Review: Childish Gambino makes himself at home in hip-hop community
With volumes of wit, bounce and flow and a buoyant way around the Shrine Auditorium’s expansive stage, the rapper Childish Gambino and his band rolled through downtown Los Angeles as part of what he dubbed “The Deep Web Tour,” which has consumed much of his spring.
Gambino, known to fans of prime-time comedy as the actor Donald Glover, longtime co-star of the NBC sitcom “Community,” delivered a confident, oft-inspired 90 minutes of tight rhythm and brash displays of lyricism, much of it focused on exploring romance, pop culture and the ways in which digital media are rewiring brains and transforming interactions. Within the first few minutes he’d name-checked writer Kurt Vonnegut, the raucous website WorldStarHipHop.com, singer Elle Varner, director Martin Scorsese and rapper 2 Chainz.
During “Worldstar,” for example, Gambino described with rich turns of phrase a realm in which fame can be achieved through trashy video viralness: “She at Hollywood & Vine thinking she Hollywood on Vine,” he rapped, name-checking a smartphone video application, “Making movies with her friends all the time / Showing off her ass / That’s a ‘net twerk / But I saw through it like a wet shirt.” In the background on the track, the chant of “world star” rumbled.
Those words, “world star,” echoed throughout the concert whenever there was a moment of silence. The crowd, many of them students from neighboring USC, bellowed it like a battle cry.
Performing most of the tracks from his recent record “Because the Internet,” Glover as Gambino offered in his first words a huge question — “Who am I?” — and worked to answer it over the hundreds of lines that followed. He did so in front of a digital backdrop that was rendered as a spacious living room with blazing fireplace, a blueprint, a midnight rainstorm or jagged bolts of lightning.
Glover’s had to work to define himself as a musician, and he still hasn’t earned the full respect of the oft-elitist rap tastemakers who regard street-cred above all else, skill and style be damned. Achieving a level of fame first as a comedian and actor seldom allows for crossover into singing and rhyming, but there is precedent. Platinum superstar Drake first gained success on a Canadian kids’ show. (Less successful have been Joe Piscopo and Joaquin Phoenix.)

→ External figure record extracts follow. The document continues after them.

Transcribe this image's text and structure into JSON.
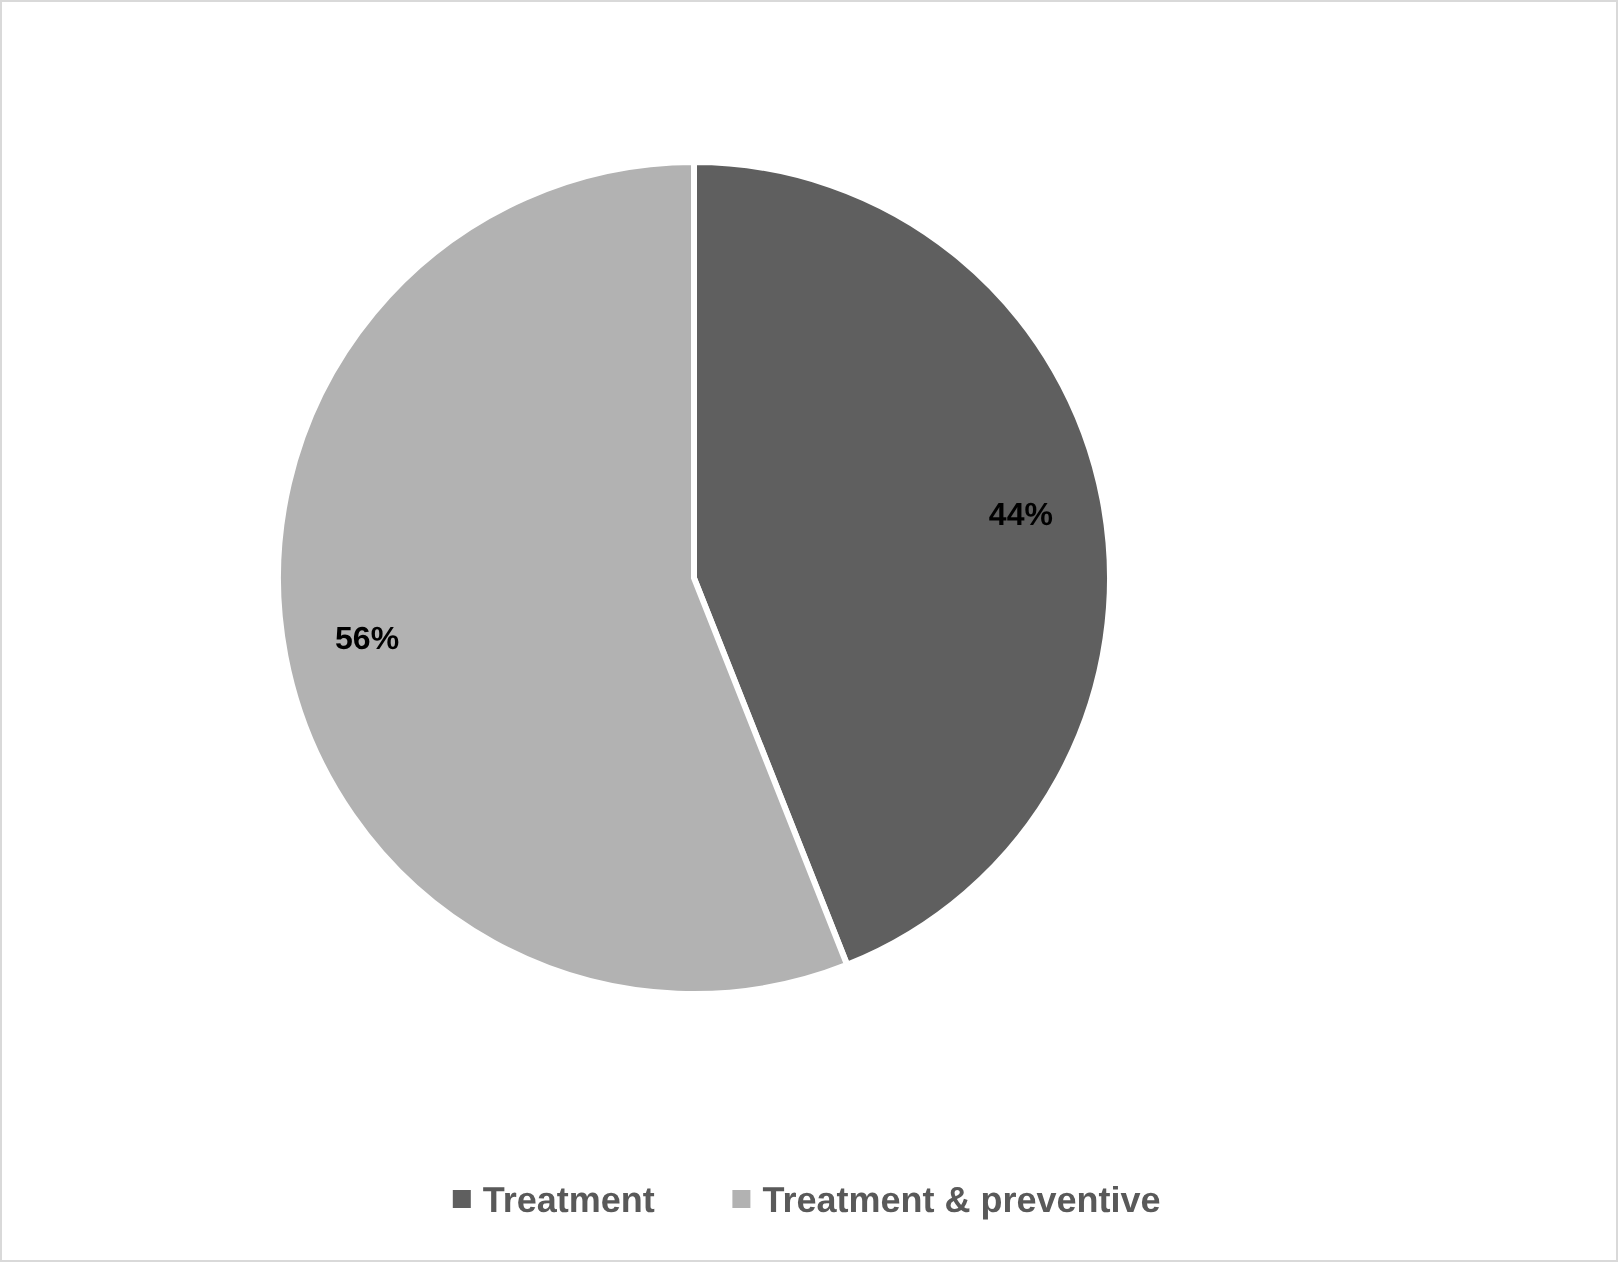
{
  "chart_data": {
    "type": "pie",
    "categories": [
      "Treatment",
      "Treatment & preventive"
    ],
    "values": [
      44,
      56
    ],
    "colors": [
      "#5f5f5f",
      "#b2b2b2"
    ],
    "value_labels": [
      "44%",
      "56%"
    ],
    "legend": "bottom"
  }
}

But Glover’s been doing both the whole time, releasing a series of mixed tapes, singles and albums and appearing on tracks with artists including Beck, Chance the Rapper, Azealia Banks, Leona Lewis, Gucci Mane and others going back as far as 2008. The artist is now as quick-versed and assured when rhyming as he is when playing his “Community” character Troy Barnes, a LaVar Burton-obsessed jock turned zany geek.
Glover as Gambino on Saturday documented his life in Los Angeles, his romances, his obsessions through lines and stanzas that somersaulted with inspiration. During the fantastic jam “The Party,” he celebrated an impending night with gleeful anticipation, predicting through lyrics debauched hours of weed, women, cocaine, music, vodka and joy. As he did so, a group of revelers gradually gathered onstage to act out the scene, planting themselves on couches and lingering in groups behind him. But just as the party got kicking and Gambino started celebrating, he stopped the music and the Shrine went quiet.
In silence, he screamed with feigned outrage: “I ain’t invite all these people to my ... house! Get ... out of my house!” Boom. Party over — except for a few stragglers (as is often the case) who remained on the sofas to chill and watch the rest of the concert.
On “Telegraph Avenue” the rapper and singer, who’s got a strong if not perfectly pitched tenor that gets weaker when he works the falsetto, sang of a long-distance affair with an Oakland lover as he guided the steering wheel: “With my hands on two and 10 / So I guess it all depends on Oakland, on Oakland / And I’m nervous, truth be told / I never saw me growing old in Oakland, in Oakland.”
Through it all, Glover proved himself worthy of admiration not just as an entertainer but as a craftsman, one with a solid way with phrasing earned through sweat and practice. The two disciplines, acting and rapping, both involve being consumed by personas and manifesting lines, and the artist made the most of this duality: He cracked his voice with emotion on command, moved double- and triple-time through beats with brash skills.
He concluded the set with some of his earlier material, the best of which, “Freaks and Geeks,” rejoiced in ridiculous wordplay, including the bawdiest reference to E.E. Cummings in the history of hip-hop.
Versatility can be a double-edged sword. Show too much of it, and you’re perceived as a generalist, a scatterbrain unable or unwilling to singularly obsess to the point of perfection. There’s danger too in being seen as greedy or egocentric, a showoff eager to tap dance while juggling and singing. But at the Shrine, Glover proved himself versatile in the best way possible: one gunning to explore the full extent of his creativity, be it as an actor, musician, lyricist, comedian or writer.
Or, as the masses accurately chanted: “World star ... world star ... world star.”